Allen Estes took the stage just before intermission to sing and strum Gloucester’s official song, “Where’d They Go,” that touched on the tragic nature of Gloucester’s fishing fleet.
The event went off without a hitch, but there were some last-minute changes to its presenters.
During the collaborative land acknowledgement, Rockport Selectman Herman Lilja stood in for Chair Ross Brackett while Isabel Pett, the program/events calendar manager of the Gloucester 400+ Steering Committee, read a statement from Steven Peters of the Mashpee Wampanoag Tribe and creative director of SmokeSygnals, who was unable to battle snow and freezing rain to get to Gloucester.
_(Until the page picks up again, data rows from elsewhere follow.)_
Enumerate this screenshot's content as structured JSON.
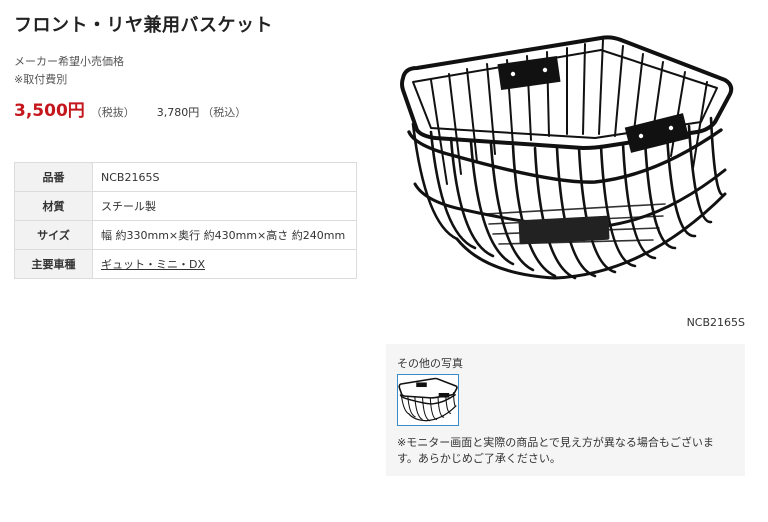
{
  "product": {
    "title": "フロント・リヤ兼用バスケット",
    "price_note_1": "メーカー希望小売価格",
    "price_note_2": "※取付費別",
    "price_main": "3,500円",
    "tax_excluded_label": "（税抜）",
    "price_incl": "3,780円",
    "tax_included_label": "（税込）"
  },
  "specs": [
    {
      "label": "品番",
      "value": "NCB2165S"
    },
    {
      "label": "材質",
      "value": "スチール製"
    },
    {
      "label": "サイズ",
      "value": "幅 約330mm×奥行 約430mm×高さ 約240mm"
    },
    {
      "label": "主要車種",
      "value": "ギュット・ミニ・DX"
    }
  ],
  "image": {
    "caption": "NCB2165S",
    "alt": "バスケット"
  },
  "other_photos": {
    "title": "その他の写真",
    "note": "※モニター画面と実際の商品とで見え方が異なる場合もございます。あらかじめご了承ください。"
  },
  "colors": {
    "price": "#c4161c",
    "basket": "#111111",
    "thumb_border": "#3a8ac8"
  }
}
“As a member of the Mashpee Wampanoag tribe,” Pett read from Peters’ statement that touched on the tribes who lived in the region, “I honor those tribes and hopefully begin the process of healing as we look to bring the sounds and activities of indigenous peoples back so that they may once again be felt on this land.”
“We acknowledge our responsibility to include native people and perspectives across our efforts to share Gloucester’s and Rockport’s history and including the painful history of genocide and force removal from this territory,” Lilja said.
Former Mayor Bruce Tobey, one of Gloucester 400+’s tri-chairs, read the poem “Hymn for Gloucester at 400” by Gloucester Poet Laureate Emeritus John J. Ronan, who Tarr announced had flown back from London just in time to be at the event but could not attend due to contracting COVID-19. Tarr said Ronan chose Tobey to be his stand-in, and that Rona wished to read his poem at a later date.